Salvaging Kony 2012
By: Sofiya Mahdi
I don’t think a single individual who engages in social media has forgotten, or was prepared for, what the internet viral video Kony 2012 did to galvanize raising awareness and simultaneously invoke questions on how we approach compassion. As an article published in The New York Times aptly states, “you need a lash before you have a backlash,” and this lash certainly made quite an impact on its viewers.
The video itself is simplistic in its message; Joseph Kony is an evil dictatorial figure from Uganda who has forever marred the lives of countless children in Uganda and surrounding areas. Sophisticated graphical representations of these child soldiers are supplemented by powerful, concise dialogue as to what these atrocities are. Children are forced to kill their own parents; they are often abducted from their homes in the dead of night.
Cutting edge video editing provides a compelling tale of Jacob, one of the aforementioned child soldiers. We are drawn to his pain, his broken hope, and his fragments of optimism that have been dampened by his traumatic life experiences. How could the world have stood idly by while a child grows up in a world where he would rather die than persevere? Jacob consequently breaks down in tears as the reality of his situation, his future and his solitude batter his conviction into submission. His story is juxtaposed by Jason Russell, the director of the film, interacting with his own son. Explaining the situation to a young child was a stroke of “marketing” genius. Watching the realization that Kony needed to be stopped dawn on a little child as opposed to a jaded adult was thought provoking.
Consequently, the video spread through Facebook, Twitter, and several other internet forums in a matter of hours. Internet memes were immediately generated to counteract the growing phenomenon, such as “posted the Kony 2012 video on my profile…now think I’m a social activist.” Unfortunately, these harmless jokes do hold some validity. The line between supporting the cause out of genuine, informed concern and solely jumping on the campaigning bandwagon because everyone else did was blurred. A backlash was a certainty. Critics slammed the Invisible Children organization for their questionable financial allocations, and the organization was further accused of commercializing and oversimplifying the sociopolitical situation regarding Kony. Joseph Kony has been recognized as a threat for about seven years, but we only choose to make ourselves aware now that there’s an attractively packaged documentary on the issue.
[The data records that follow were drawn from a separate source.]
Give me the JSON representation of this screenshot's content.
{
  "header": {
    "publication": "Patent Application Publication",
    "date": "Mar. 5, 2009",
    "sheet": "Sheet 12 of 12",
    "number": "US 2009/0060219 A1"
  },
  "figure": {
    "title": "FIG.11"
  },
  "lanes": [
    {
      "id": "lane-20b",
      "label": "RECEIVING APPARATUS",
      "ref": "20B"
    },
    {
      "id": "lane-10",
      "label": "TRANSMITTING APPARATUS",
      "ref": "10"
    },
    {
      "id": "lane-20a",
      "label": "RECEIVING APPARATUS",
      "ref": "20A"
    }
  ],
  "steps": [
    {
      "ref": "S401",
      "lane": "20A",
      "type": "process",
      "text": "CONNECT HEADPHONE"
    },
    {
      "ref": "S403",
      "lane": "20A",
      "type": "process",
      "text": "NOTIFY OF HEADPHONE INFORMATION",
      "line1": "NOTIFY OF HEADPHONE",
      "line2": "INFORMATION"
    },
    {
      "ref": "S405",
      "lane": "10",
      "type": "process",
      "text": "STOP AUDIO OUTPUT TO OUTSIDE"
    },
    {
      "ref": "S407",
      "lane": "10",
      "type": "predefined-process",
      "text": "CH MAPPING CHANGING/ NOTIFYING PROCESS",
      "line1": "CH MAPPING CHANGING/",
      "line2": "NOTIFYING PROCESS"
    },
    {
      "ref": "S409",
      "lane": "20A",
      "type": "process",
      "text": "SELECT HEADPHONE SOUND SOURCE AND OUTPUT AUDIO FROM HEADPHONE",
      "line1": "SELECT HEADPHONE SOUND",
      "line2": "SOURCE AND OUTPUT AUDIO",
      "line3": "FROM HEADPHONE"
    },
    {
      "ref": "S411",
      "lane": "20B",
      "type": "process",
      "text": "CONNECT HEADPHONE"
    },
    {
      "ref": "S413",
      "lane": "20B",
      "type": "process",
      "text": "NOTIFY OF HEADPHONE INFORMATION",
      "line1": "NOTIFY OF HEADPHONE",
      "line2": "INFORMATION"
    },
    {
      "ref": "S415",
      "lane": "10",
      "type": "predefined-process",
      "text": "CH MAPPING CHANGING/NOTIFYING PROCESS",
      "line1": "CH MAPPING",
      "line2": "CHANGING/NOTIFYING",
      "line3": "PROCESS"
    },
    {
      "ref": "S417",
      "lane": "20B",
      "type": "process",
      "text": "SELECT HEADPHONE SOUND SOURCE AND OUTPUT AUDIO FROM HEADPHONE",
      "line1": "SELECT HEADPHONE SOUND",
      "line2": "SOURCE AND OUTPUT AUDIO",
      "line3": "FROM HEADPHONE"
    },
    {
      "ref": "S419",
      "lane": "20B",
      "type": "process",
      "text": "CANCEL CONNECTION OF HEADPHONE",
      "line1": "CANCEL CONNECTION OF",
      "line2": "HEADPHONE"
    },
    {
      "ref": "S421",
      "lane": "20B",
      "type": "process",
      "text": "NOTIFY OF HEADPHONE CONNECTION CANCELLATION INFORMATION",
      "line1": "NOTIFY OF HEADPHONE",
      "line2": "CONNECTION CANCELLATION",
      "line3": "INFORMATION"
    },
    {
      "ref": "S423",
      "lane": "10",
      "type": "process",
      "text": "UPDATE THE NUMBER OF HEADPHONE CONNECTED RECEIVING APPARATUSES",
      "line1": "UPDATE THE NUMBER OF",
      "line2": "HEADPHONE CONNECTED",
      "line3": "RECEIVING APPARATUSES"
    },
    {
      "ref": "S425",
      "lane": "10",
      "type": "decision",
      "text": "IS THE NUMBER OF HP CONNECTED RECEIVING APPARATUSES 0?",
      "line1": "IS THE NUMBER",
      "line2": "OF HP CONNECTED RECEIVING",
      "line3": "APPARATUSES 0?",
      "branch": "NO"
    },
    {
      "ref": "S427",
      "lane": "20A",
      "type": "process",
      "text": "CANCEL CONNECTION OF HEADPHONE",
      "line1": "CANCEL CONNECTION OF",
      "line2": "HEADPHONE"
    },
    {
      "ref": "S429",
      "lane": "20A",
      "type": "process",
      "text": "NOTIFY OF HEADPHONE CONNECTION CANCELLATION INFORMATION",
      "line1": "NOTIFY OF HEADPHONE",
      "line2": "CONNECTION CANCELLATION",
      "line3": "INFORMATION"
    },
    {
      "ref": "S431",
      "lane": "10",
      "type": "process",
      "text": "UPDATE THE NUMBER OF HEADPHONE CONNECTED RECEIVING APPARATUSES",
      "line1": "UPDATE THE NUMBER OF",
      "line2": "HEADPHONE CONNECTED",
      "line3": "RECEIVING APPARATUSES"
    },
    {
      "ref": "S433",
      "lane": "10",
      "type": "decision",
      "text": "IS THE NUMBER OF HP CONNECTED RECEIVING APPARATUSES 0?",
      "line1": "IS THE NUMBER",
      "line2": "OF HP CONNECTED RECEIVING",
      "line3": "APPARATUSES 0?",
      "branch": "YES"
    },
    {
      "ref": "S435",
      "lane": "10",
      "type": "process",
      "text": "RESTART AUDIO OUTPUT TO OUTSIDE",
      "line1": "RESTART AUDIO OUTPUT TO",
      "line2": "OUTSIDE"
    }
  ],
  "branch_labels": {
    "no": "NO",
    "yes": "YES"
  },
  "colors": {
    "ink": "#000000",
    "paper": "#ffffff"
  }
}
Subsequently, the Kony campaign took a major public relations hit. According to an article published in the Guardian last Wednesday, Jason Russell was diagnosed with psychosis. Russell was found running around the streets naked, striking his fists into the sidewalk. A man who had devoted years to informing the world of broken children had finally broken himself. Sadly, this event served to paint a picture of our passivity. Were we fired up by the Kony situation itself, or by the campaign Kony 2012? Were we more concerned with obtaining a Kony 2012 bracelet as a fashion statement or as a statement of our beliefs in eradicating injustice? Would this incident serve to collapse all credibility of the Invisible Children campaign? All of a sudden, any uncertainty regarding the issue manifested itself in a very real way.
Ironically, the International Business Times covered a story in which comedian and actor Jason Biggs of “American Pie” mocked Russell’s breakdown. Consequently, that video went viral too. Clearly, we have a wide spectrum of material we deem pivotal to share with the wider world. To make matters worse, a representative for Invisible Children commented, “Who’s Jason Biggs? Was he famous once or something?” A disappointing display, where someone should have opted to take the high road in this situation. A cause which still plagues our world has been belittled to adults bickering over media reputations. No longer is the focus on Joseph Kony’s vices, but our own.
The month of April is set to witness the manifestation of the Kony 2012 campaign in full swing, through plastering posters on buildings and additional screenings of the film. However, we must draw attention back to the heart of the matter, to Jacob and the countless other child soldiers who are still suffering because of Kony. We would be insensitive as a global community if we got preoccupied with our own skepticism, our need for dramatics, or our apathy when faced with so much strife in society. How the campaign progresses and whether actual change will occur is still up for debate. However, we as active global citizens have it within our own power to dictate how this situation ends; a fact often forgotten amidst our preoccupation with pessimism and our own lives. Perhaps now we’ve been provided with a clear-cut opportunity to change the lives of a few, we could be well on our way of changing the lives of the many.